Amid escalating technological and geopolitical tensions, Taiwan’s Ministry of Economic Affairs has placed two major Chinese semiconductor players—Huawei Technologies and Semiconductor Manufacturing International Corporation (SMIC)—on its export control list. The move adds another layer of complexity to the increasingly fraught tech rivalry involving Taiwan, China, and the United States.

The updated list, which was made public on Sunday, includes entities deemed strategic risks or associated with high-tech trade concerns.

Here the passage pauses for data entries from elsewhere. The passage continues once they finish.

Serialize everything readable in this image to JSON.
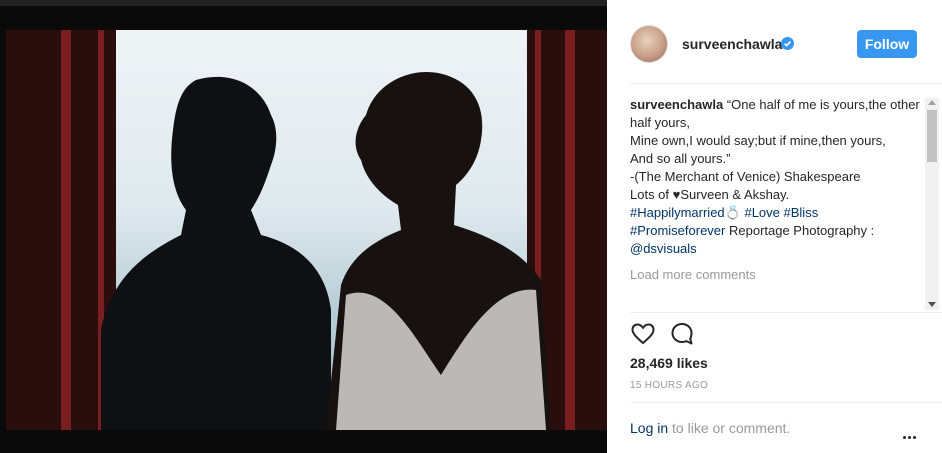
{
  "post": {
    "username": "surveenchawla",
    "follow_label": "Follow",
    "caption_user": "surveenchawla",
    "caption_lines": [
      " “One half of me is yours,the other half yours,",
      "Mine own,I would say;but if mine,then yours,",
      "And so all yours.”",
      "-(The Merchant of Venice) Shakespeare",
      "Lots of ",
      "Surveen & Akshay."
    ],
    "heart_glyph": "♥",
    "tags": {
      "happily": "#Happilymarried",
      "ring": "💍",
      "love": "#Love",
      "bliss": "#Bliss",
      "promise": "#Promiseforever"
    },
    "credit_text": " Reportage Photography :",
    "mention": "@dsvisuals",
    "load_more": "Load more comments",
    "likes": "28,469 likes",
    "time": "15 HOURS AGO",
    "login_link": "Log in",
    "login_rest": " to like or comment."
  },
  "colors": {
    "accent": "#3897f0",
    "link": "#003569",
    "muted": "#999999"
  },
  "icons": {
    "verified": "verified-badge-icon",
    "like": "heart-outline-icon",
    "comment": "comment-bubble-icon",
    "more": "more-options-icon"
  }
}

Taiwanese companies will now be required to obtain official export permits before engaging in any commercial transactions with Huawei or SMIC.

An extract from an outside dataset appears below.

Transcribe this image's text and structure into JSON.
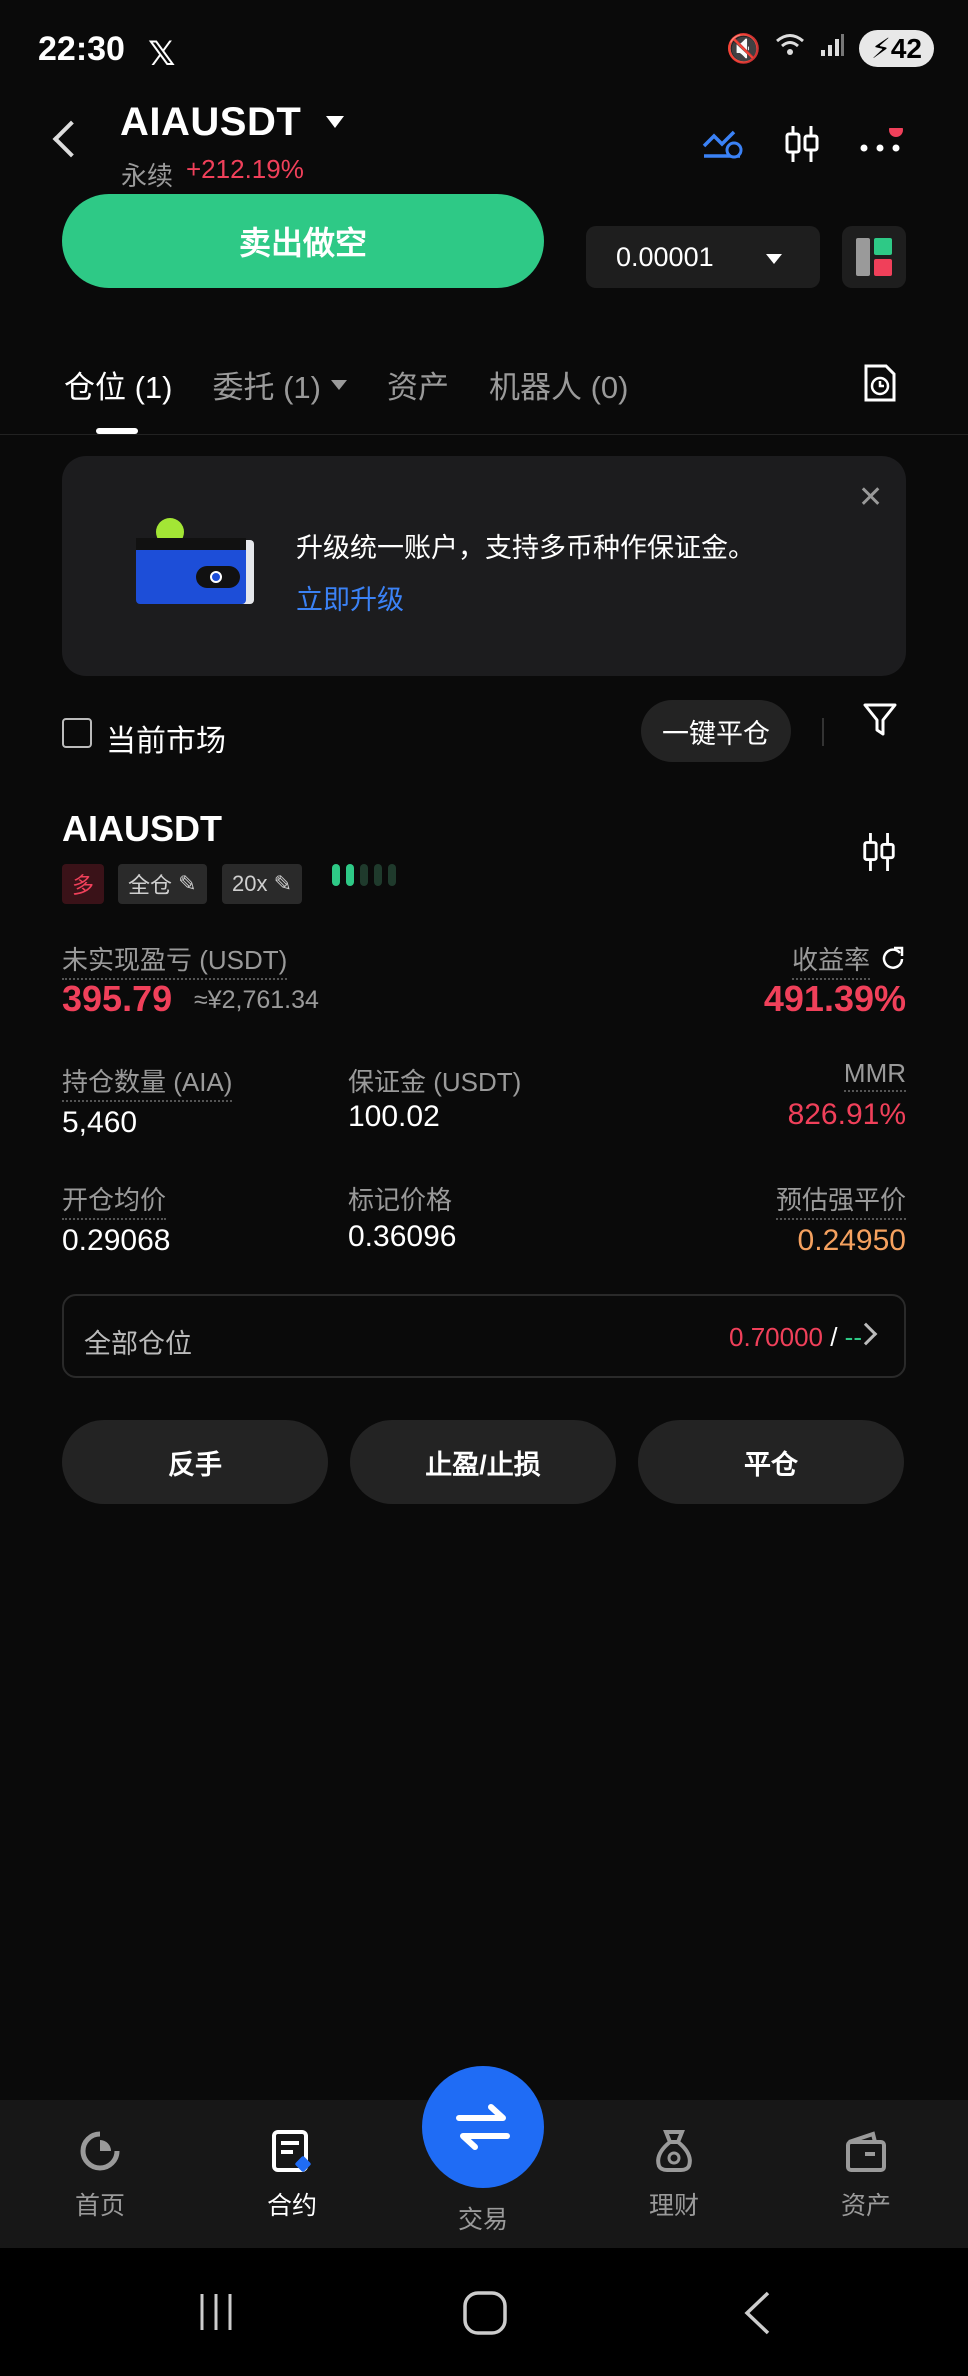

These controls are part of Taiwan’s regulatory framework governing “strategic high-tech commodities,” which applies to exports that may have military or advanced technological implications. Other entities on the list include organizations such as the Taliban, al-Qaeda, and companies in nations like Iran and North Korea.

Huawei and SMIC Caught in Cross-Strait and U.S. Tensions

Both Huawei and SMIC have previously been subjected to U.S. sanctions over national security concerns and their role in China’s technological advancement, particularly in areas related to artificial intelligence and semiconductor development. The companies have been working to produce China’s most advanced AI chips, seeking to reduce reliance on foreign technology providers like U.S.-based Nvidia.

Taiwan’s new restrictions come at a time when U.S. export controls have already limited China’s access to critical chipmaking tools and components. In November 2024, the U.S. directed Taiwan Semiconductor Manufacturing Company (TSMC)—the world’s leading chipmaker—to halt the supply of advanced chips to certain Chinese clients, as part of Washington’s strategy to curb Beijing’s semiconductor ambitions.

Huawei and SMIC have yet to issue statements in response to their inclusion on the list.

Strategic Implications for Taiwan’s Global Role

Taiwan’s move reflects its strategic balancing act in a volatile regional and global environment. While it shares deep economic ties with China, the self-ruled island is also a critical ally of the United States—particularly in advanced technologies and defense.

TSMC, headquartered in Taiwan, remains a key supplier for U.S. tech companies, including Nvidia and Apple, and has been central to the global chip supply chain. The island’s decision to enforce tighter controls aligns with broader U.S.-led efforts to restrict China’s technological development in sensitive sectors.

Rising Regional Risks

The export control decision also underscores the deepening divisions between Taiwan and China. Beijing continues to assert sovereignty over Taiwan and has not ruled out the use of force to achieve reunification. Meanwhile, the U.S. maintains strong unofficial ties with Taiwan, including arms sales and diplomatic support, further aggravating tensions with China.

As technology becomes increasingly central to geopolitical influence, Taiwan’s regulatory and strategic choices are likely to continue drawing attention from all sides of the global tech standoff.